Now that OpenAI is launching a dedicated Mac app for ChatGPT, it could easily linger on your video calls. The digital assistant was also shown refereeing a rock, paper scissors game and could theoretically oversee other, simple pastimes as well. Just don’t tell it to watch over your kids as some social media users are advising.
Take an AI translator on your next holiday
Live audience request for GPT-4o vision capabilities pic.twitter.com/FPRXpZ2I9N
— OpenAI (@OpenAI) May 13, 2024
OpenAI wants to make translating languages more seamless than the tools currently at our disposal (think image-recognition powerhouse Google Lens).
In a slick demo, GPT-4o eavesdropped on a multilingual exchange between two people in Italian and English, translating as it went. As the speakers carefully enunciated their words, the whole thing felt a little staged, calling into question the bot’s real-life prowess.
For instance, will it be able to discern between different Italian dialects like Sicilian, Neapolitan, and Sardinian? Nevertheless, flashing it at a foreign menu that looks like gobbledegook could be a lifesaver.
Ask an AI tutor to help with homework
One of the biggest concerns that have surfaced since the overnight success of ChatGPT is its use in education. Some schools have even banned the bot for fear that students would use it to cheat on their homework.
So, not to ruffle any feathers, OpenAI seems to be focusing more on GPT-4o’s ability to act as a teaching aid rather than a wholesale essay writer. We were shown the bot helping a young lad with his geometry homework on an iPad, going back and forth using its vision and audio perks to guide him to a solution. In this segment, ChatGPT accurately interprets the boy’s drawings and responds with feedback in its typically positive demeanour.
The new feature may still alarm those who believe AI is out to take our jobs but, as a free learning tool, it will probably appeal to plenty of parents and children.
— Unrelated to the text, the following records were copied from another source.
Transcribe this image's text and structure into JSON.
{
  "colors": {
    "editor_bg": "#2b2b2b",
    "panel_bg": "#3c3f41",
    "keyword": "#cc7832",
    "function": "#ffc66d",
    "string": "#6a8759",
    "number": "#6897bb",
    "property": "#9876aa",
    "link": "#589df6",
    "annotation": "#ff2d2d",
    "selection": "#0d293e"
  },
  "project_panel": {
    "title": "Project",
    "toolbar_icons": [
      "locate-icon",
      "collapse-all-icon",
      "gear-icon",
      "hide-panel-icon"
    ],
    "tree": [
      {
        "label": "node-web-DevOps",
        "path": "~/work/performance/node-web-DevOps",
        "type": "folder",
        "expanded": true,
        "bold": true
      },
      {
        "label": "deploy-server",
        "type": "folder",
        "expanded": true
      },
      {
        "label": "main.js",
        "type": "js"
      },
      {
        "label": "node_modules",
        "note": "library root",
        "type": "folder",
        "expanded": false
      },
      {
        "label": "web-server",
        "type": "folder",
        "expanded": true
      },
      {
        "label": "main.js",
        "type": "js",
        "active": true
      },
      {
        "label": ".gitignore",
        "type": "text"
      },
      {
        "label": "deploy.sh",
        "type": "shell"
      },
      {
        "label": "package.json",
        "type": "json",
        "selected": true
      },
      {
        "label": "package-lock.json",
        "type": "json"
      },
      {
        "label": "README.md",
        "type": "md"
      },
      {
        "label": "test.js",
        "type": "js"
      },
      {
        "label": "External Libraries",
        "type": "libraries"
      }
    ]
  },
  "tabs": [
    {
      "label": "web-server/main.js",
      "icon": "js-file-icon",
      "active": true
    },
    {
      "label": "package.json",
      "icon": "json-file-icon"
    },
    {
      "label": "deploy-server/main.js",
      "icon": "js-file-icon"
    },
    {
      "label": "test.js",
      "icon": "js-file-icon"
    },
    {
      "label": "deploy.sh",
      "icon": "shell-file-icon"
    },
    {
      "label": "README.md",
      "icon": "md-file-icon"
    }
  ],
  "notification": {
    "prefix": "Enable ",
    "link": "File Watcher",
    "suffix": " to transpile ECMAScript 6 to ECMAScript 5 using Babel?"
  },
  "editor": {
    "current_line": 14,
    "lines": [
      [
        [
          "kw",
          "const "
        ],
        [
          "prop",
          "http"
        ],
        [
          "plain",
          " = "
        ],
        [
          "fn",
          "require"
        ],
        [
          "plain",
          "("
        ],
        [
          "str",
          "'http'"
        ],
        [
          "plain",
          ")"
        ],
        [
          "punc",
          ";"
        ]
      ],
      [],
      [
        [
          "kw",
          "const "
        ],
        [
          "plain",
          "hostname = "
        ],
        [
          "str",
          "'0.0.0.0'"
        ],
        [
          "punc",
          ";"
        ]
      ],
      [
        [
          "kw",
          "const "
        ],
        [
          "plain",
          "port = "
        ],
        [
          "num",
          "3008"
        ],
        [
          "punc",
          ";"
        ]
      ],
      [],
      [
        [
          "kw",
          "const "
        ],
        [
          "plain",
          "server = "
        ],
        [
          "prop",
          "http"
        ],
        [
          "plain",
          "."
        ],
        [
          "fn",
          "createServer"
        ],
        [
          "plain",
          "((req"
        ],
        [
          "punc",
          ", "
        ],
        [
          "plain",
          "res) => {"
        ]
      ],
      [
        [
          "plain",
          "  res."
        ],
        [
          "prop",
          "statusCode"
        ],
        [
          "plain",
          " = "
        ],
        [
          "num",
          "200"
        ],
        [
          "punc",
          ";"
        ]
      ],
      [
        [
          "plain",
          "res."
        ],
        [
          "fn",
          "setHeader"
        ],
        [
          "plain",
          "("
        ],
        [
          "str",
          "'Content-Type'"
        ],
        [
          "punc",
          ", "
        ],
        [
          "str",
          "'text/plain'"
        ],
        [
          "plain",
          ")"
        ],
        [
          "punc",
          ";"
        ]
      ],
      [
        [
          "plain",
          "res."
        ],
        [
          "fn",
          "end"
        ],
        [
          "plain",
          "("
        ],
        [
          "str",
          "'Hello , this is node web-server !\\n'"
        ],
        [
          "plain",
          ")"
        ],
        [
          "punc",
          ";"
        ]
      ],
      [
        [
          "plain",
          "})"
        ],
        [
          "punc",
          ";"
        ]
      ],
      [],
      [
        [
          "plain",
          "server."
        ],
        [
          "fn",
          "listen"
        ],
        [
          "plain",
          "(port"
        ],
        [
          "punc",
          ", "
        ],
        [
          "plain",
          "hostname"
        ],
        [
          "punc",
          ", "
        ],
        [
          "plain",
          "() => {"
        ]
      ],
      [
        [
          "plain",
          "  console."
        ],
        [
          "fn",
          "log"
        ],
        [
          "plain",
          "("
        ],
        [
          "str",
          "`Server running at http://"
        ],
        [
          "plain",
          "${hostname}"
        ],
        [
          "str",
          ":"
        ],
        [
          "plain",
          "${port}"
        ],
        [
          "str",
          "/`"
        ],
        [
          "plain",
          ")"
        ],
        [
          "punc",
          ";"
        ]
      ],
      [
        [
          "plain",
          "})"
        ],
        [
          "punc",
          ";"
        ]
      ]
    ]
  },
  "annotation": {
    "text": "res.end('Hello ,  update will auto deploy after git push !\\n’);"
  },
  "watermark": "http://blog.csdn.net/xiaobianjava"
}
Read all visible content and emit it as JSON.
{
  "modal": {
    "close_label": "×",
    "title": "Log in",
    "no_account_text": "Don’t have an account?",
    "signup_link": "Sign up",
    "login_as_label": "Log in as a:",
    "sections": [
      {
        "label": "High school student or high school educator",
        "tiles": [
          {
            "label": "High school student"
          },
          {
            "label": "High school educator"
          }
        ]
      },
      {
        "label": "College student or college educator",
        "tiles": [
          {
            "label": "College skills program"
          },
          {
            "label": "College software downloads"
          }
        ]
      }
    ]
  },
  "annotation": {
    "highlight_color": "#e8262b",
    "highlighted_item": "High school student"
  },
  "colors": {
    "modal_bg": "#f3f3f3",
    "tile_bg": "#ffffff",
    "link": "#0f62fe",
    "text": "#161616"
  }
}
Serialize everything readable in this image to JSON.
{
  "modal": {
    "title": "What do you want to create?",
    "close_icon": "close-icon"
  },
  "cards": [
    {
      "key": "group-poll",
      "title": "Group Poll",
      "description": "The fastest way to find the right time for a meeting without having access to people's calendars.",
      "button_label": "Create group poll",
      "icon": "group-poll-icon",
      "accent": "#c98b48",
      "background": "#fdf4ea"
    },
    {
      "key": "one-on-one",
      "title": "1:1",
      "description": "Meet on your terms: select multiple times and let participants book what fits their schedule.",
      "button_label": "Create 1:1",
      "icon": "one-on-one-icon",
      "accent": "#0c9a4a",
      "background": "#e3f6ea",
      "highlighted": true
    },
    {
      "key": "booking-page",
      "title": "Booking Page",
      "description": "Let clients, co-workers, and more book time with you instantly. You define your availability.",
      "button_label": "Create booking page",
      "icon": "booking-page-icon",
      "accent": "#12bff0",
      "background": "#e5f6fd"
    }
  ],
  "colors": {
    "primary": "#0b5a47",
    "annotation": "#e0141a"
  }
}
Web search, file uploads, data analysis
GPT-4o is truly remarkable on 18th handwriting. I gave it the following letter and asked it for a transcription. A couple of very minor errors…amazing! pic.twitter.com/3JevZvd5p5
— Generative History (@HistoryGPT) May 14, 2024
With the launch of GPT-4o, ChatGPT free users will finally get many of the premium features that were previously limited to monthly subscribers.
For instance, the bot will be able to fetch relevant, up-to-date information from the web using Microsoft’s Bing search engine. It will also have the power to turn your uploaded data into interactive tables and charts. More broadly, you’ll be able to instruct it to edit videos, images, documents and more. OpenAI says these advanced tools will arrive in the coming weeks.
Meanwhile, some users have already shared the new ways they’re using its skillset, including to decipher ancient handwritten letters.